Is it time to admit that we may have made a terrible mistake? This is an error you don’t fully recognize for years – decades even. Yet, when a situation persists for this long, it’s hard to know where to begin fixing
When I was a kid, it was simply understood that you would go to college – and it was clear to me that the goal was to attend a four-year university and live the whole experience. To tell you the truth, I’m not exactly sure how my mindset was influenced. Was it my parents? Could it have been the counselors or my friends? It may have been the college branding that was pervasive at that time. Either way, I knew it was university or bust.
In fact, my grandparents offered me an opportunity to live with them for the first two years after high school and pay for community college during that time. That was a seriously amazing offer from people who were trying to help me with what would become years of student loans. It was an offer that I should’ve snapped up – quickly. However, I turned it down and stayed on the university path.
Although we have more college graduates than ever, we’ve also lost site of the trades and advanced manufacturing that help balance our society and economy.

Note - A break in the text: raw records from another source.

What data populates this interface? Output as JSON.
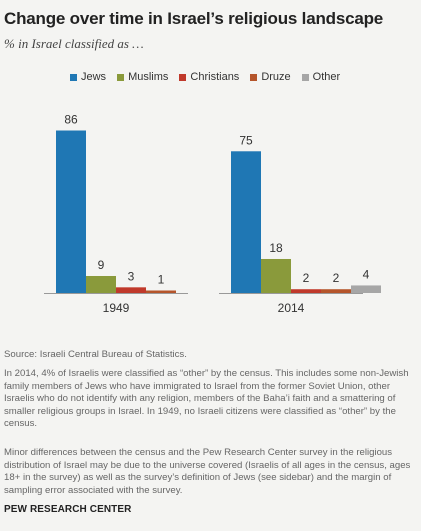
{
  "title": "Change over time in Israel’s religious landscape",
  "subtitle": "% in Israel classified as …",
  "chart_data": {
    "type": "bar",
    "categories": [
      "1949",
      "2014"
    ],
    "series": [
      {
        "name": "Jews",
        "color": "#1f77b4",
        "values": [
          86,
          75
        ]
      },
      {
        "name": "Muslims",
        "color": "#8a9a3b",
        "values": [
          9,
          18
        ]
      },
      {
        "name": "Christians",
        "color": "#c0392b",
        "values": [
          3,
          2
        ]
      },
      {
        "name": "Druze",
        "color": "#b5552b",
        "values": [
          1,
          2
        ]
      },
      {
        "name": "Other",
        "color": "#a6a6a6",
        "values": [
          null,
          4
        ]
      }
    ],
    "ylim": [
      0,
      100
    ],
    "grid": false,
    "legend": "top"
  },
  "notes": {
    "source": "Source: Israeli Central Bureau of Statistics.",
    "note1": "In 2014, 4% of Israelis were classified as “other” by the census. This includes some non-Jewish family members of Jews who have immigrated to Israel from the former Soviet Union, other Israelis who do not identify with any religion, members of the Baha’i faith and a smattering of smaller religious groups in Israel. In 1949, no Israeli citizens were classified as “other” by the census.",
    "note2": "Minor differences between the census and the Pew Research Center survey in the religious distribution of Israel may be due to the universe covered (Israelis of all ages in the census, ages 18+ in the survey) as well as the survey’s definition of Jews (see sidebar) and the margin of sampling error associated with the survey."
  },
  "footer": "PEW RESEARCH CENTER"
}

Have you tried to find a competent handy man, plumber or electrician? Those skills are needed and in short supply.
We have recognized our pendulum shift on education went way too far. We are working – in education and business – to bring back the skilled trades.
We need to create a more balanced focus. It shouldn’t be one way or another. In fact, my dad and grandpa were truck drivers, and they would remind me that not all children – even my own – are destined for four-year university-type careers.
There’s no easy fix for past mistakes, but we can all do our part. We must hold career options up for students and young people to consider. If we don’t, we are limiting their potential and quite possibly pushing careers that inspire no love for the work involved. In addition, it takes a toll on society. We need carpenters, handy men, plumbers and electricians every day.
Support all educational opportunities. Our community colleges and workforce development programs have taken up the mantle and are providing access to real-life education that provides skills in a fraction of the time.
I’m not saying that four-year universities aren’t valuable, but I do say it isn’t for everyone.